À la fin de la période de prolongation, Nick Suzuki est sorti du coin de la patinoire en possession de la rondelle. Il avait déjà frappé le poteau et raté une chance platine dans ce bris d’égalité. Avec huit tentatives de tir à sa fiche, le capitaine a opté pour une passe en retrait à Caufield, son incandescent complice. La décision lui a souri. Le numéro 13 a inscrit son cinquième but à ses trois derniers matchs.
« Je pense que si vous demandez à n’importe qui dans ce vestiaire, il vous dira qu’on aimerait mieux jouer un match tranquille de 60 minutes plutôt que de continuer à se compliquer la vie, a commenté Caufield. Mais on est une équipe qui aime batailler et on n’est jamais battus tant que ce n’est pas fini. »
Avec cette finale dramatique, le Canadien a porté à quatre sa série de victoires.
À Chicago samedi dernier, il a laissé filer deux avances avant de conclure avec le dernier mot. Contre Seattle, il a laissé le Kraken revenir de l’arrière trois fois et prendre les devants en troisième période, mais a refusé d’abdiquer.
Jeudi, on a longtemps douté de sa capacité à se faire justice contre des visiteurs qui a offert du jeu serré, prudent et efficace pendant deux périodes. Mais il a trouvé une façon d’arriver à ses fins.
« Évidemment, marquer le premier but, c’est gros, mais ça n’arrive pas toujours. Il faut savoir répondre de la bonne façon, a proposé Caufield, qui maîtrise clairement cet art. Ce soir, on n’a jamais triché en troisième période. Ça en dit beaucoup sur notre équipe, sur le progrès qu’on a réalisé. »
« Je crois qu’on est un groupe acharné, affamé. On n’a jamais l’impression que notre chien est mort, a dit Hutson. Ce n’est jamais idéal de tirer de l’arrière, mais je crois qu’il n’y a aucun contexte dans lequel on ne se sent pas à l’aise. »
Oliver Kapanen a été l’autre buteur du CH. Avec six minutes d’écoulées en troisième, il a trouvé la faille dans une défensive jusque-là hermétique et créé l’égalité 1-1.
Nick Perbix a redonné les devants aux Preds à 11:21 du dernier vingt. Quelques secondes auparavant, Saros avait fermé la porte à Mike Matheson au terme d’une poussée spectaculaire.
Saros semblait d’ailleurs dans le genre de forme à laquelle une équipe en quête d’un but ne veut pas se frotter. Il aura fallu un tireur d’élite en transe pour le battre, deux fois plutôt qu’une, et mettre une ambiance de carnaval dans une soirée longtemps peu inspirante.
« J’ai aimé notre match, a indiqué l’entraîneur-chef Martin St-Louis.
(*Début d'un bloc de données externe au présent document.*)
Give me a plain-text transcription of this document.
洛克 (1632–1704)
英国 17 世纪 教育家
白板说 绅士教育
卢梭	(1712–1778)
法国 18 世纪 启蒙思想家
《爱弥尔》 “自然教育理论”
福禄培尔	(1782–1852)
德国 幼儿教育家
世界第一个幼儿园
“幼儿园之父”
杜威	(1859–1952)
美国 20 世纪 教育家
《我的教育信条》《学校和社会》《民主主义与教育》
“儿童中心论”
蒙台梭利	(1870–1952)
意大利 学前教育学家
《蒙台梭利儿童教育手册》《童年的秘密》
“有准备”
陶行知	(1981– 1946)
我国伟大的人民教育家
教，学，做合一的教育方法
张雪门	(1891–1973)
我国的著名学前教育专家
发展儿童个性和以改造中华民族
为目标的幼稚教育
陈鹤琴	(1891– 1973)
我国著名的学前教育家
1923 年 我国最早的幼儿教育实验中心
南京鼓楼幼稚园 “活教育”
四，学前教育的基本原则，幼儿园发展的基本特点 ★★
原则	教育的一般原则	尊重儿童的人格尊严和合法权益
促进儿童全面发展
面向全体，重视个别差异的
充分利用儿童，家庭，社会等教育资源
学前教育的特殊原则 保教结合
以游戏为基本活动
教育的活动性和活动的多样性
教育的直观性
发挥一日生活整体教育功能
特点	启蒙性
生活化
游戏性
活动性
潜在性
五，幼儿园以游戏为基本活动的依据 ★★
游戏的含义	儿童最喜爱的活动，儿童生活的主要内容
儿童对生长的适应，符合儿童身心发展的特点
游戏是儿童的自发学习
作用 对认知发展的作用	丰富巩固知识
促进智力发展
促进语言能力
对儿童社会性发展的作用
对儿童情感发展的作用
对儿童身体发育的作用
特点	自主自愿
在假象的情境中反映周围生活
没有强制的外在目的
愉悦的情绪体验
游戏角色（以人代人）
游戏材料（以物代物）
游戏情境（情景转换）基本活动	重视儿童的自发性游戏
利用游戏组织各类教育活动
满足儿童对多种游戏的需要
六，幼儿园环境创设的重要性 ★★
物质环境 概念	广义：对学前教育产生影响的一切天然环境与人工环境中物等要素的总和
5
Je sais qu’à un certain moment, ils gagnaient sur le tableau, mais ils ne nous battaient pas. Leur gardien a très bien joué, c’est une équipe qui se défend fort. On savait que ça serait ce genre de match, mais tu continue, t’sais? Tu continues et c’est ça qu’on fait. Tu te gardes tout le temps proche des matchs et on est capable d’aller les chercher. »
« Ça aurait été le fun d’avoir l’avance plus de bonne heure. Mais [les Predators] ne sont pas une équipe qui va te donner bien des affaires. Il ne faut pas que tu te tires dans le pied, il faut que tu sois patient et je trouve qu’on a fait ça. On a joué une grosse troisième. J’ai aimé notre match. »
Seule zone d’ombre : Kaiden Guhle a quitté la patinoire en douleur avec sept minutes et demie à jouer en troisième période. Il n’a plus effectué de présence par la suite.
Le Canadien jouera son prochain match samedi contre les Rangers de New York.